Petugas saat edukasi salah seorang pelajar.(ft her).
METROPOS.ID || KOTA TEGAL – Pemanfaatan kecerdasan buatan atau Artificial Intelligence (AI) terus berkembang dan mulai menjadi bagian dari aktivitas belajar generasi muda. Menyikapi perkembangan tersebut, Polres Tegal Kota melalui Tim Paham AI menggelar pelatihan AI bagi pelajar di SMK Astrindo Kota Tegal, Kamis (27/8/2026).
QSebanyak 100 siswa kelas XI mendapatkan pembekalan mengenai pemanfaatan Artificial Intelligence (AI) secara kritis, kreatif, dan bertanggung jawab.
Kegiatan tersebut dilaksanakan Tim Paham AI Polres Tegal Kota bersama Senopati Academy. Mengangkat pesan “Berpikir Kritis, Berkarya Etis”, pelatihan di arahkan untuk memperkenalkan peluang sekaligus tantangan penggunaan AI di lingkungan pendidikan.

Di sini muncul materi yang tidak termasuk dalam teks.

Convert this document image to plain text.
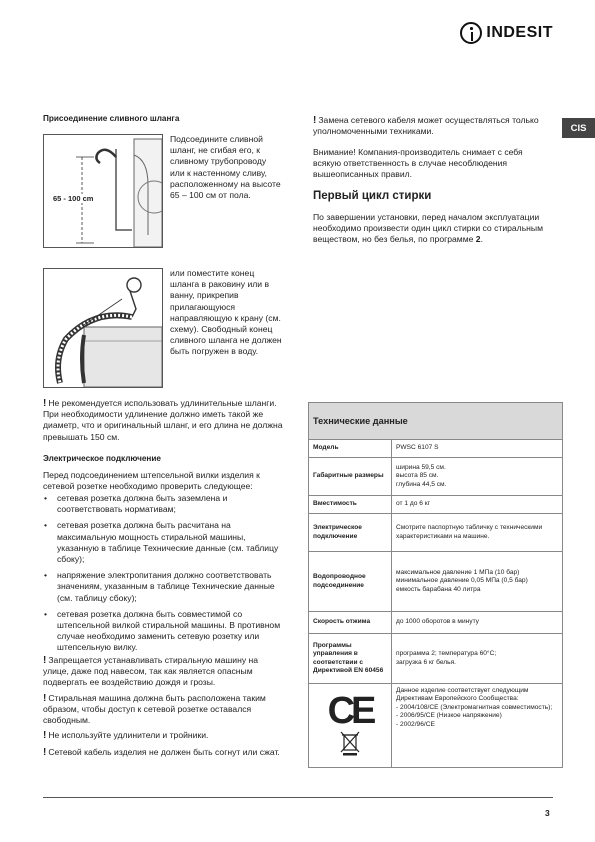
INDESIT
CIS
Присоединение сливного шланга
65 - 100 cm
Подсоедините сливной шланг, не сгибая его, к сливному трубопроводу или к настенному сливу, расположенному на высоте 65 – 100 см от пола.
или поместите конец шланга в раковину или в ванну, прикрепив прилагающуюся направляющую к крану (см. схему). Свободный конец сливного шланга не должен быть погружен в воду.

! Не рекомендуется использовать удлинительные шланги. При необходимости удлинение должно иметь такой же диаметр, что и оригинальный шланг, и его длина не должна превышать 150 см.

Электрическое подключение

Перед подсоединением штепсельной вилки изделия к сетевой розетке необходимо проверить следующее:

• сетевая розетка должна быть заземлена и соответствовать нормативам;
• сетевая розетка должна быть расчитана на максимальную мощность стиральной машины, указанную в таблице Технические данные (см. таблицу сбоку);
• напряжение электропитания должно соответствовать значениям, указанным в таблице Технические данные (см. таблицу сбоку);
• сетевая розетка должна быть совместимой со штепсельной вилкой стиральной машины. В противном случае необходимо заменить сетевую розетку или штепсельную вилку.

! Запрещается устанавливать стиральную машину на улице, даже под навесом, так как является опасным подвергать ее воздействию дождя и грозы.

! Стиральная машина должна быть расположена таким образом, чтобы доступ к сетевой розетке оставался свободным.

! Не используйте удлинители и тройники.

! Сетевой кабель изделия не должен быть согнут или сжат.

! Замена сетевого кабеля может осуществляться только уполномоченными техниками.

Внимание! Компания-производитель снимает с себя всякую ответственность в случае несоблюдения вышеописанных правил.

Первый цикл стирки

По завершении установки, перед началом эксплуатации необходимо произвести один цикл стирки со стиральным веществом, но без белья, по программе 2.

Технические данные	
Модель	PWSC 6107 S
Габаритные размеры	ширина 59,5 см.
высота 85 см.
глубина 44,5 см.
Вместимость	от 1 до 6 кг
Электрическое подключение	Смотрите паспортную табличку с техническими характеристиками на машине.
Водопроводное подсоединение	максимальное давление 1 МПа (10 бар)
минимальное давление 0,05 МПа (0,5 бар)
емкость барабана 40 литра
Скорость отжима	до 1000 оборотов в минуту
Программы управления в соответствии с Директивой EN 60456	программа 2; температура 60°C;
загрузка 6 кг белья.

CE	Данное изделие соответствует следующим Директивам Европейского Сообщества:
- 2004/108/CE (Электромагнитная совместимость);
- 2006/95/CE (Низкое напряжение)
- 2002/96/CE
3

Dalam kegiatan itu, para siswa di ajak memahami bagaimana teknologi kecerdasan buatan dapat mendukung proses belajar. AI dapat di manfaatkan untuk mencari referensi, mengembangkan ide, menemukan inspirasi, hingga membantu siswa mengeksplorasi kreativitas.
Namun, kemudahan teknologi juga di sertai risiko apabila di gunakan tanpa pertimbangan. Peserta di ingatkan agar tidak langsung mempercayai seluruh informasi yang di hasilkan AI. Verifikasi sumber dan pemeriksaan fakta tetap di perlukan sebelum informasi di gunakan maupun di bagikan kepada orang lain.
PS. Paursubbagwatpers Bag SDM Polres Tegal Kota, Ipda Fany Februarto, mengatakan literasi AI penting di berikan sejak bangku sekolah. Menurutnya, siswa perlu memahami teknologi sekaligus mengetahui batasan dan etika dalam penggunaannya.
“AI seharusnya menjadi alat bantu untuk belajar dan berkarya, bukan menggantikan proses berpikir. Karena itu, setiap informasi tetap harus di periksa kebenarannya,” katanya.
Ia juga mendorong pelajar memanfaatkan AI untuk memperluas wawasan dan meningkatkan kreativitas dengan tetap menjunjung kejujuran akademik.
SMK Astrindo Dukung Literasi AI
Kepala SMK Astrindo Kota Tegal, Suswono, M.Kom., mengapresiasi pelatihan tersebut. Ia menilai pemahaman mengenai AI menjadi kebutuhan penting bagi siswa di tengah perkembangan teknologi yang berlangsung cepat.
Menurutnya, kemampuan menggunakan teknologi harus berjalan seiring dengan pembentukan karakter. Siswa tidak hanya di tuntut mampu mengoperasikan teknologi, tetapi juga memahami etika serta dampaknya.
Pelatihan ini di harapkan memperkuat kolaborasi antara kepolisian, lembaga pendidikan, dan mitra teknologi dalam membangun generasi muda yang adaptif terhadap perkembangan digital.
AI untuk Belajar, Bukan Menggantikan Proses Berpikir
Melalui edukasi tersebut, siswa SMK Astrindo Kota Tegal di harapkan mampu menjadikan AI sebagai sarana pendukung pembelajaran dan inovasi. Pesan “Berpikir Kritis, Berkarya Etis” menjadi landasan agar kemajuan teknologi tetap di imbangi tanggung jawab, kreativitas, dan etika di ruang digital.(her/red).